On Sep 16, 10:55 am, Chuck Harmston  wrote:
> There's a negative side to contrib: once an app is included, it stifles
> innovation on that particular app (because it is tied to release cycles and
> must maintain full backwards compatibility) and discourages other developers
> from innovating in that same area.
>
> In order to get an application included to contrib, you'll need to make a
> compelling case that the community will gain by its inclusion in contrib.
> Yes, easy-thumbnails is great, but the only argument you've provided is that
> you don't want development to die, as it did on sorl_thumbnails (which is
> still a functional piece of software, by the way). That's a legitimate fear,
> but where do you draw the line? What about django-registration? Or
> django-taggit?
>
> Further discussion from DjangoCon (skip ahead to 22:12 for discussion on
> contrib, though I recommend the entire 
> talk):http://djangocon.blip.tv/file/4112452/
>
> On Thu, Sep 16, 2010 at 12:41 PM, Brian O'Connor wrote:
>
>
>
> > Yeah, I'm aware, that's why I said '_was_ the de facto standard' :)
>
> > easy-thumbnails is what I had in mind when I was agreeing with you.  I
> > think it's a great piece of software that satisfies most people's needs for
> > image manipulation within a web development environment, and being in
> > contrib will allow people to use another package if they don't like it.
>
> > On Thu, Sep 16, 2010 at 12:37 PM, Yo-Yo Ma wrote:
>
> >> sorl-thumbnails is over. The two developers who were maintaining it
> >> have started to different projects. One relies on ImageMagik and is
> >> probably not as easy for the crowds. The other is "easy-thumbnails".
>
> >> On Sep 16, 10:33 am, "Brian O'Connor"  wrote:
> >> > I have absolutely no pull in decision making, but maybe my message will
> >> > count towards a "community voice".
>
> >> > I think that including an image thumbnail package that integrates into
> >> the
> >> > database as easily as sorl.thumbnail and easy_thumbnail are is a great
> >> > idea.  From what I can tell, sorl.thumbnail was the de facto standard
> >> for
> >> > getting thumbnails in to Django, and I think it has just as much of a
> >> place
> >> > in Django contrib as some of the other contrib apps do.  I don't think
> >> it
> >> > belongs in the core, but contrib seems like an excellent place for it to
> >> go
> >> > along with the other batteries in the pack.
>
> >> > On Thu, Sep 16, 2010 at 12:24 PM, Yo-Yo Ma 
> >> wrote:
> >> > > I have no data to support the following assertion, but it's not too
> >> > > unreasonable: More people probably need thumbnail images than they
> >> > > need comments.
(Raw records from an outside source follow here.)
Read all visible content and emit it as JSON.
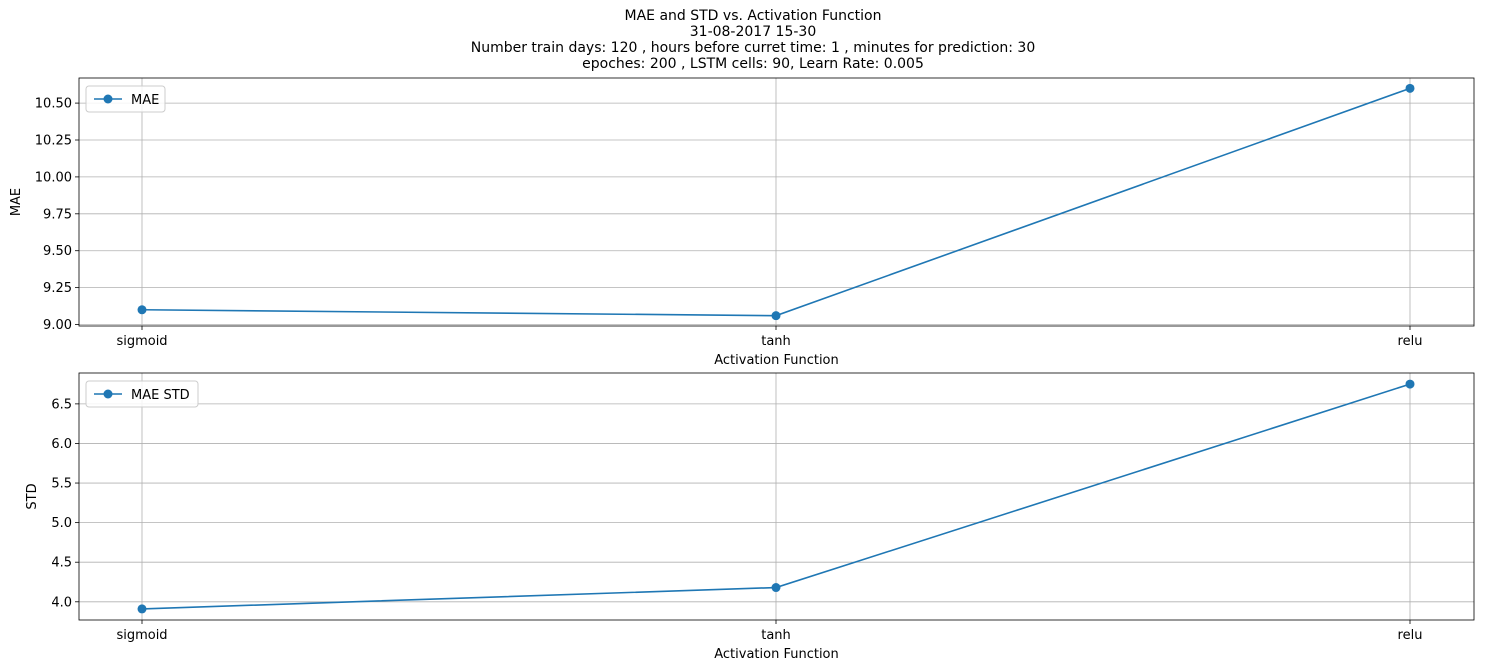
{
  "figure": {
    "title_lines": [
      "MAE and STD vs. Activation Function",
      "31-08-2017 15-30",
      "Number train days: 120 , hours before curret time: 1 , minutes for prediction: 30",
      "epoches: 200 , LSTM cells: 90, Learn Rate: 0.005"
    ]
  },
  "chart_data": [
    {
      "type": "line",
      "categories": [
        "sigmoid",
        "tanh",
        "relu"
      ],
      "series": [
        {
          "name": "MAE",
          "values": [
            9.1,
            9.06,
            10.6
          ],
          "color": "#1f77b4",
          "marker": "circle"
        }
      ],
      "xlabel": "Activation Function",
      "ylabel": "MAE",
      "ylim": [
        8.99,
        10.67
      ],
      "yticks": [
        9.0,
        9.25,
        9.5,
        9.75,
        10.0,
        10.25,
        10.5
      ],
      "ytick_labels": [
        "9.00",
        "9.25",
        "9.50",
        "9.75",
        "10.00",
        "10.25",
        "10.50"
      ],
      "grid": true,
      "legend_position": "upper-left"
    },
    {
      "type": "line",
      "categories": [
        "sigmoid",
        "tanh",
        "relu"
      ],
      "series": [
        {
          "name": "MAE STD",
          "values": [
            3.91,
            4.18,
            6.75
          ],
          "color": "#1f77b4",
          "marker": "circle"
        }
      ],
      "xlabel": "Activation Function",
      "ylabel": "STD",
      "ylim": [
        3.77,
        6.89
      ],
      "yticks": [
        4.0,
        4.5,
        5.0,
        5.5,
        6.0,
        6.5
      ],
      "ytick_labels": [
        "4.0",
        "4.5",
        "5.0",
        "5.5",
        "6.0",
        "6.5"
      ],
      "grid": true,
      "legend_position": "upper-left"
    }
  ]
}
Comments are most used on blogs, whereas thumbnails can
> >> > > be used on blogs, e-commerce, photo hosting, social networking,
> >> > > project management, et al. It's not to say that we don't need
> >> > > "contrib.comments", just that I wouldn't want to lose easy_thumbnails.
>
> >> > > On Sep 15, 11:32 pm, "David P. Novakovic" 
> >> > > wrote:
> >> > > > Actually, that really did sound negative. Sorry :)
>
> >> > > > Is there a trac ticket open to address this issue? Generally it'd be
> >> > > > better to get discussion happening over a ticket and if there are
> >> > > > serious issues that need to be addressed then they can be discussed
> >> > > > here.
>
> >> > > > I know it'd be nice to get things like easy-thumbnails accepted into
> >> > > > django.contrib , but the truth is that this probably falls outside
> >> of
> >> > > > things that that should be in contrib. Contrib isn't really an
> >> easier
> >> > > > way to get stuff into django, it still has to satisfy a bunch of
> >> > > > conditions like the rest of the code in the core.